Timing the Economic Recovery – When is it Going to Happen?

 

The short answer is that it is impossible to accurately predict when the economic recovery is going to come.

 

Share markets typically bottom about six months before the economic cycle. Thus, if economic growth is going to bottom and start turning higher from later this year then it would be consistent with shares having bottomed during the first half of this year. Alternatively, if the recovery is going to be another 12 months or so away then the risk of a new low in shares is much greater. Economic data relating to current or recent past economic conditions remain poor.

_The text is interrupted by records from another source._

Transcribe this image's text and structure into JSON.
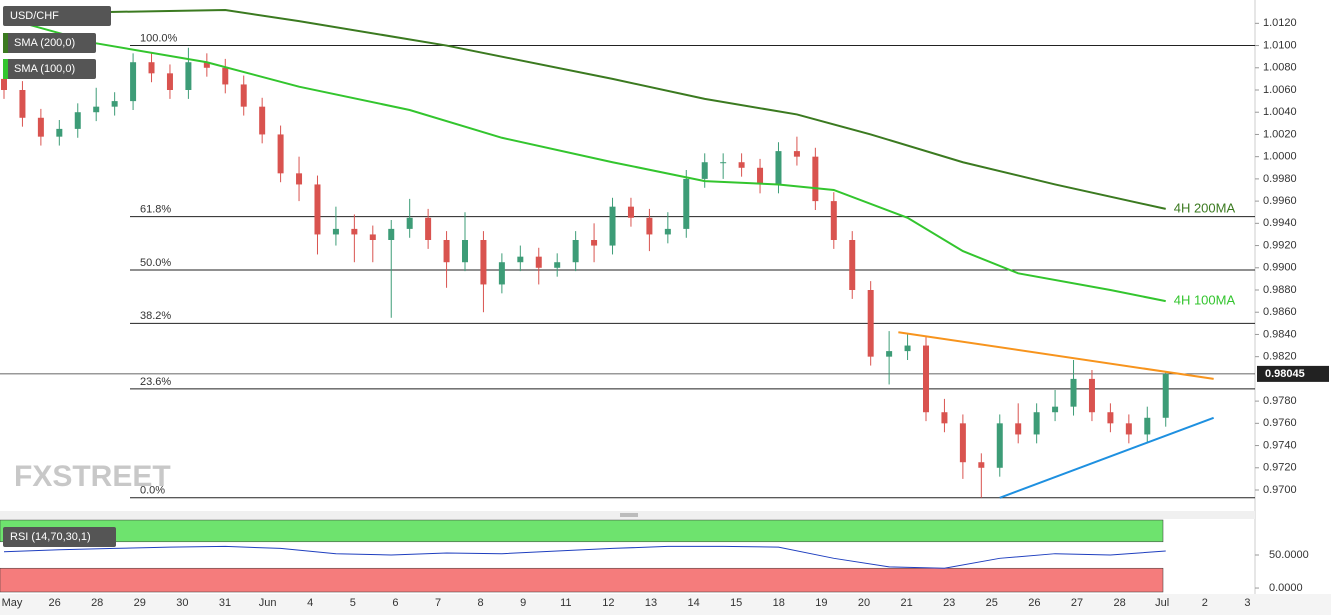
{
  "chart_data": {
    "type": "candlestick",
    "title": "USD/CHF",
    "indicators": [
      "SMA (200,0)",
      "SMA (100,0)"
    ],
    "watermark": "FXSTREET",
    "ylim": [
      0.9682,
      1.0141
    ],
    "yticks": [
      {
        "value": 1.012,
        "label": "1.0120"
      },
      {
        "value": 1.01,
        "label": "1.0100"
      },
      {
        "value": 1.008,
        "label": "1.0080"
      },
      {
        "value": 1.006,
        "label": "1.0060"
      },
      {
        "value": 1.004,
        "label": "1.0040"
      },
      {
        "value": 1.002,
        "label": "1.0020"
      },
      {
        "value": 1.0,
        "label": "1.0000"
      },
      {
        "value": 0.998,
        "label": "0.9980"
      },
      {
        "value": 0.996,
        "label": "0.9960"
      },
      {
        "value": 0.994,
        "label": "0.9940"
      },
      {
        "value": 0.992,
        "label": "0.9920"
      },
      {
        "value": 0.99,
        "label": "0.9900"
      },
      {
        "value": 0.988,
        "label": "0.9880"
      },
      {
        "value": 0.986,
        "label": "0.9860"
      },
      {
        "value": 0.984,
        "label": "0.9840"
      },
      {
        "value": 0.982,
        "label": "0.9820"
      },
      {
        "value": 0.978,
        "label": "0.9780"
      },
      {
        "value": 0.976,
        "label": "0.9760"
      },
      {
        "value": 0.974,
        "label": "0.9740"
      },
      {
        "value": 0.972,
        "label": "0.9720"
      },
      {
        "value": 0.97,
        "label": "0.9700"
      }
    ],
    "xtick_labels": [
      "May",
      "26",
      "28",
      "29",
      "30",
      "31",
      "Jun",
      "4",
      "5",
      "6",
      "7",
      "8",
      "9",
      "11",
      "12",
      "13",
      "14",
      "15",
      "18",
      "19",
      "20",
      "21",
      "23",
      "25",
      "26",
      "27",
      "28",
      "Jul",
      "2",
      "3"
    ],
    "up_color": "#3d9c77",
    "down_color": "#d9534f",
    "open": [
      1.007,
      1.006,
      1.0035,
      1.0018,
      1.0025,
      1.004,
      1.0045,
      1.005,
      1.0085,
      1.0075,
      1.006,
      1.0085,
      1.008,
      1.0065,
      1.0045,
      1.002,
      0.9985,
      0.9975,
      0.993,
      0.9935,
      0.993,
      0.9925,
      0.9935,
      0.9945,
      0.9925,
      0.9905,
      0.9925,
      0.9885,
      0.9905,
      0.991,
      0.99,
      0.9905,
      0.9925,
      0.992,
      0.9955,
      0.9945,
      0.993,
      0.9935,
      0.998,
      0.9995,
      0.9995,
      0.999,
      0.9975,
      1.0005,
      1.0,
      0.996,
      0.9925,
      0.988,
      0.982,
      0.9825,
      0.983,
      0.977,
      0.976,
      0.9725,
      0.972,
      0.976,
      0.975,
      0.977,
      0.9775,
      0.98,
      0.977,
      0.976,
      0.975,
      0.9765
    ],
    "high": [
      1.0078,
      1.0068,
      1.0043,
      1.0033,
      1.0048,
      1.0062,
      1.0058,
      1.0093,
      1.0093,
      1.0083,
      1.0098,
      1.0093,
      1.0088,
      1.0073,
      1.0053,
      1.0028,
      1.0,
      0.9983,
      0.9955,
      0.9948,
      0.9938,
      0.9943,
      0.9962,
      0.9953,
      0.9933,
      0.995,
      0.9933,
      0.9913,
      0.992,
      0.9918,
      0.9913,
      0.9933,
      0.994,
      0.9963,
      0.9963,
      0.9953,
      0.995,
      0.9988,
      1.0003,
      1.0003,
      1.0003,
      0.9998,
      1.0013,
      1.0018,
      1.0008,
      0.9968,
      0.9933,
      0.9888,
      0.9843,
      0.984,
      0.9838,
      0.9782,
      0.9768,
      0.9733,
      0.9768,
      0.9778,
      0.9778,
      0.979,
      0.9817,
      0.9808,
      0.9778,
      0.9768,
      0.9775,
      0.98065
    ],
    "low": [
      1.0052,
      1.0027,
      1.001,
      1.001,
      1.0017,
      1.0032,
      1.0037,
      1.0042,
      1.0067,
      1.0052,
      1.0052,
      1.0072,
      1.0057,
      1.0037,
      1.0012,
      0.9977,
      0.996,
      0.9912,
      0.992,
      0.9905,
      0.9905,
      0.9855,
      0.9927,
      0.9917,
      0.9882,
      0.9897,
      0.986,
      0.9877,
      0.9897,
      0.9885,
      0.9892,
      0.9897,
      0.9905,
      0.9912,
      0.9937,
      0.9915,
      0.9922,
      0.9927,
      0.9972,
      0.998,
      0.9982,
      0.9967,
      0.9967,
      0.9992,
      0.9952,
      0.9917,
      0.9872,
      0.9812,
      0.9795,
      0.9817,
      0.9762,
      0.9752,
      0.971,
      0.9693,
      0.9712,
      0.9742,
      0.9742,
      0.9762,
      0.9767,
      0.9762,
      0.9752,
      0.9742,
      0.9742,
      0.9757
    ],
    "close": [
      1.006,
      1.0035,
      1.0018,
      1.0025,
      1.004,
      1.0045,
      1.005,
      1.0085,
      1.0075,
      1.006,
      1.0085,
      1.008,
      1.0065,
      1.0045,
      1.002,
      0.9985,
      0.9975,
      0.993,
      0.9935,
      0.993,
      0.9925,
      0.9935,
      0.9945,
      0.9925,
      0.9905,
      0.9925,
      0.9885,
      0.9905,
      0.991,
      0.99,
      0.9905,
      0.9925,
      0.992,
      0.9955,
      0.9945,
      0.993,
      0.9935,
      0.998,
      0.9995,
      0.9995,
      0.999,
      0.9975,
      1.0005,
      1.0,
      0.996,
      0.9925,
      0.988,
      0.982,
      0.9825,
      0.983,
      0.977,
      0.976,
      0.9725,
      0.972,
      0.976,
      0.975,
      0.977,
      0.9775,
      0.98,
      0.977,
      0.976,
      0.975,
      0.9765,
      0.98045
    ],
    "last_price": {
      "value": 0.98045,
      "label": "0.98045"
    },
    "series": [
      {
        "name": "4H 200MA",
        "color": "#3b7a20",
        "x": [
          0,
          5,
          12,
          16,
          24,
          33,
          38,
          43,
          47,
          52,
          57,
          63
        ],
        "values": [
          1.0125,
          1.013,
          1.0132,
          1.0122,
          1.01,
          1.007,
          1.0052,
          1.0038,
          1.002,
          0.9995,
          0.9975,
          0.9953
        ]
      },
      {
        "name": "4H 100MA",
        "color": "#33c52e",
        "x": [
          0,
          5,
          11,
          16,
          22,
          27,
          33,
          38,
          42,
          45,
          49,
          52,
          55,
          60,
          63
        ],
        "values": [
          1.0125,
          1.0102,
          1.0085,
          1.0063,
          1.0042,
          1.0017,
          0.9995,
          0.9978,
          0.9975,
          0.997,
          0.9945,
          0.9915,
          0.9895,
          0.988,
          0.987
        ]
      }
    ],
    "fib_levels": [
      {
        "value": 1.01,
        "label": "100.0%"
      },
      {
        "value": 0.9946,
        "label": "61.8%"
      },
      {
        "value": 0.9898,
        "label": "50.0%"
      },
      {
        "value": 0.985,
        "label": "38.2%"
      },
      {
        "value": 0.9791,
        "label": "23.6%"
      },
      {
        "value": 0.9693,
        "label": "0.0%"
      }
    ],
    "trendlines": [
      {
        "color": "#f7941d",
        "x": [
          48.5,
          65.6
        ],
        "values": [
          0.9842,
          0.98
        ]
      },
      {
        "color": "#1e90e0",
        "x": [
          54,
          65.6
        ],
        "values": [
          0.9693,
          0.9765
        ]
      }
    ],
    "rsi": {
      "label": "RSI (14,70,30,1)",
      "color": "#1f3fbf",
      "overbought": 70,
      "oversold": 30,
      "ylim": [
        -6,
        103
      ],
      "yticks": [
        {
          "value": 50,
          "label": "50.0000"
        },
        {
          "value": 0,
          "label": "0.0000"
        }
      ],
      "x": [
        0,
        3,
        6,
        9,
        12,
        15,
        18,
        21,
        24,
        27,
        30,
        33,
        36,
        39,
        42,
        45,
        48,
        51,
        54,
        57,
        60,
        63
      ],
      "values": [
        55,
        58,
        60,
        62,
        63,
        60,
        52,
        50,
        53,
        52,
        56,
        60,
        63,
        63,
        62,
        45,
        32,
        30,
        45,
        52,
        50,
        56
      ]
    }
  }
}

US retail sales data indicates that US consumers are still cutting back, gross domestic product (GDP) has fallen at an alarming rate and unemployment is still rising everywhere.

 

However there are a range of considerations that provide some confidence that an upturn in the economic cycle is moving into sight for later this year.

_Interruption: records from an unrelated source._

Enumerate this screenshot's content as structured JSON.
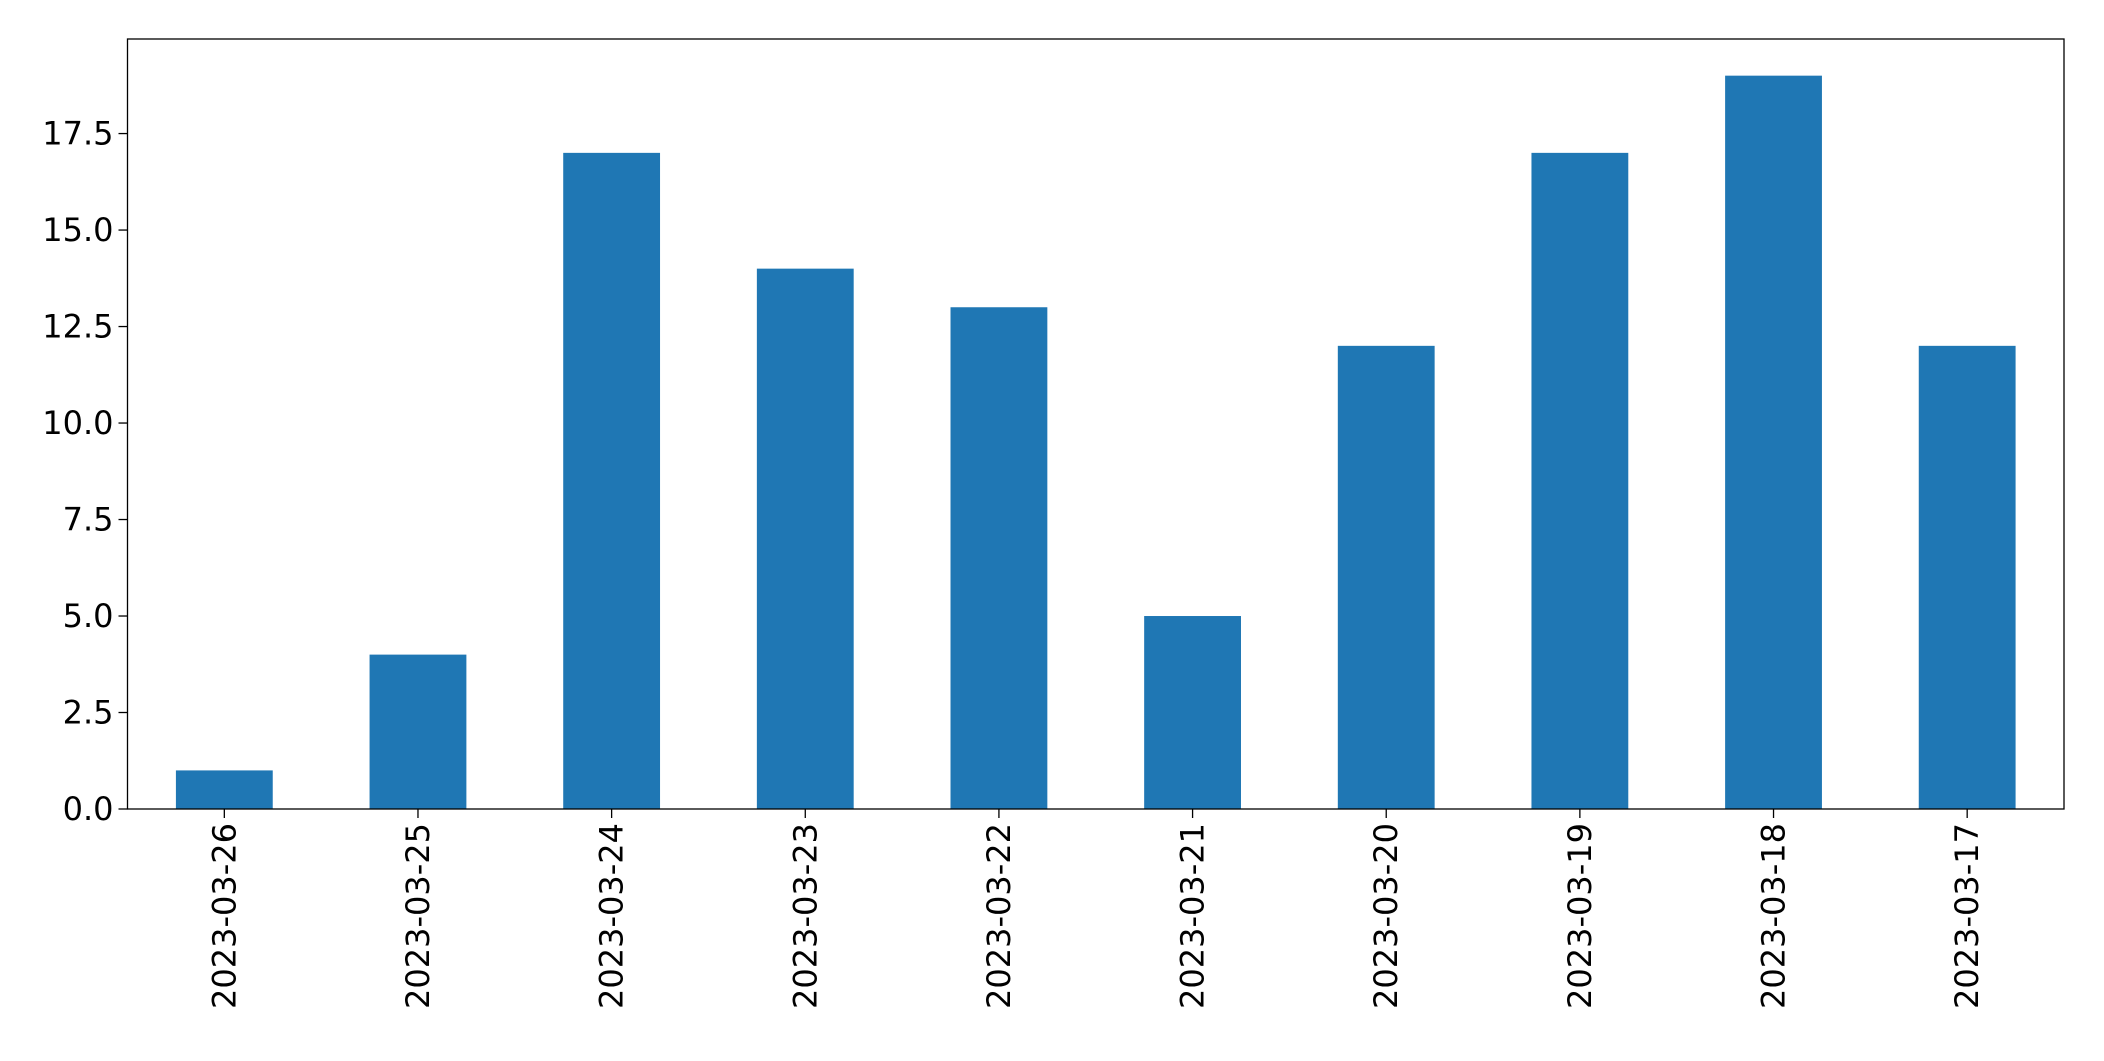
{
  "chart_data": {
    "type": "bar",
    "categories": [
      "2023-03-26",
      "2023-03-25",
      "2023-03-24",
      "2023-03-23",
      "2023-03-22",
      "2023-03-21",
      "2023-03-20",
      "2023-03-19",
      "2023-03-18",
      "2023-03-17"
    ],
    "values": [
      1,
      4,
      17,
      14,
      13,
      5,
      12,
      17,
      19,
      12
    ],
    "color": "#1f77b4",
    "ylim": [
      0,
      19.95
    ],
    "yticks": [
      {
        "value": 0,
        "label": "0.0"
      },
      2.5,
      {
        "value": 5,
        "label": "5.0"
      },
      7.5,
      {
        "value": 10,
        "label": "10.0"
      },
      12.5,
      {
        "value": 15,
        "label": "15.0"
      },
      17.5
    ],
    "grid": false
  }
}
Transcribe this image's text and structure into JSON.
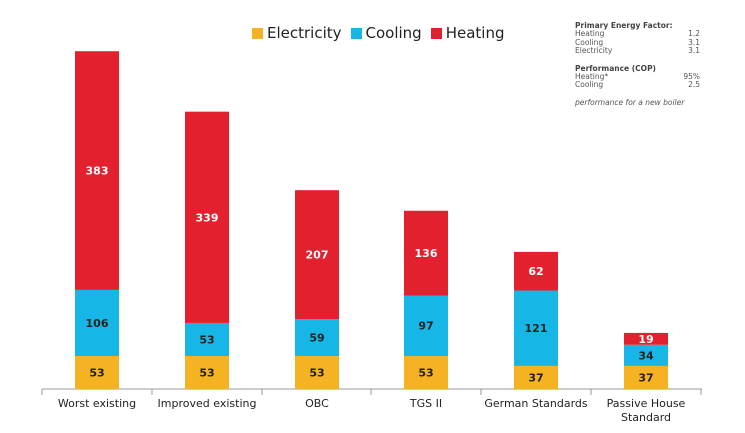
{
  "legend": [
    {
      "label": "Electricity",
      "color": "#f5b323"
    },
    {
      "label": "Cooling",
      "color": "#16b7e6"
    },
    {
      "label": "Heating",
      "color": "#e3202e"
    }
  ],
  "notes": {
    "pef_title": "Primary Energy Factor:",
    "pef_rows": [
      {
        "label": "Heating",
        "value": "1.2"
      },
      {
        "label": "Cooling",
        "value": "3.1"
      },
      {
        "label": "Electricity",
        "value": "3.1"
      }
    ],
    "cop_title": "Performance (COP)",
    "cop_rows": [
      {
        "label": "Heating*",
        "value": "95%"
      },
      {
        "label": "Cooling",
        "value": "2.5"
      }
    ],
    "footnote": "performance for a new boiler"
  },
  "chart_data": {
    "type": "bar",
    "stacked": true,
    "categories": [
      "Worst existing",
      "Improved existing",
      "OBC",
      "TGS II",
      "German Standards",
      "Passive House Standard"
    ],
    "category_lines": [
      [
        "Worst existing"
      ],
      [
        "Improved existing"
      ],
      [
        "OBC"
      ],
      [
        "TGS II"
      ],
      [
        "German Standards"
      ],
      [
        "Passive House",
        "Standard"
      ]
    ],
    "series": [
      {
        "name": "Electricity",
        "color": "#f5b323",
        "values": [
          53,
          53,
          53,
          53,
          37,
          37
        ]
      },
      {
        "name": "Cooling",
        "color": "#16b7e6",
        "values": [
          106,
          53,
          59,
          97,
          121,
          34
        ]
      },
      {
        "name": "Heating",
        "color": "#e3202e",
        "values": [
          383,
          339,
          207,
          136,
          62,
          19
        ]
      }
    ],
    "ylim": [
      0,
      560
    ],
    "legend_position": "top",
    "grid": false,
    "data_labels": true
  }
}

  • Governments worldwide have provided massive stimulus in the form of fiscal and monetary policy, and assistance for banks. They have also resisted the temptation to put up trade barriers. This is the opposite of what happened in the 1930’s, making comparisons to the Great Depression increasingly meaningless.
  • There is increased evidence that recent stimulus has gained traction in financial markets. Interbank lending rates have fallen to record lows, investment grade bond yields have fallen by 2% or more from last year’s highs and US junk bond yields have fallen from a peak of around 23% down to around 14%. Though credit markets remain very difficult, they are moving in the right direction.
  • Forward looking economic indicators are showing improvement – consumer confidence in most countries is trending higher; business confidence in most countries appears to be improving; US home sales and business conditions for home builders seem to be bottoming; the Organisation for Economic Cooperation and Development’s (OECD) global leading economic indicator appears to have lost downward momentum, with a rapid improvement in its 3-month rate of change. 
While none of these indicators are confirming a recover from later this year, improvements do suggest a recovery is on track.

 

Implications for Share Markets

 

We are still in recession and aftershocks from the financial crisis will be felt for a while yet. As such, periodic corrections and bouts of volatility are to be expected in share markets until the recovery actually arrives. In fact, the historical record in the US indicates that after a 37% rally (as we have seen since the March low to the recent high) there is a 70% chance of a 10% correction in the following 6 months. Capital raisings, further bank losses and rising unemployment generally have the potential to add to this likely volatility.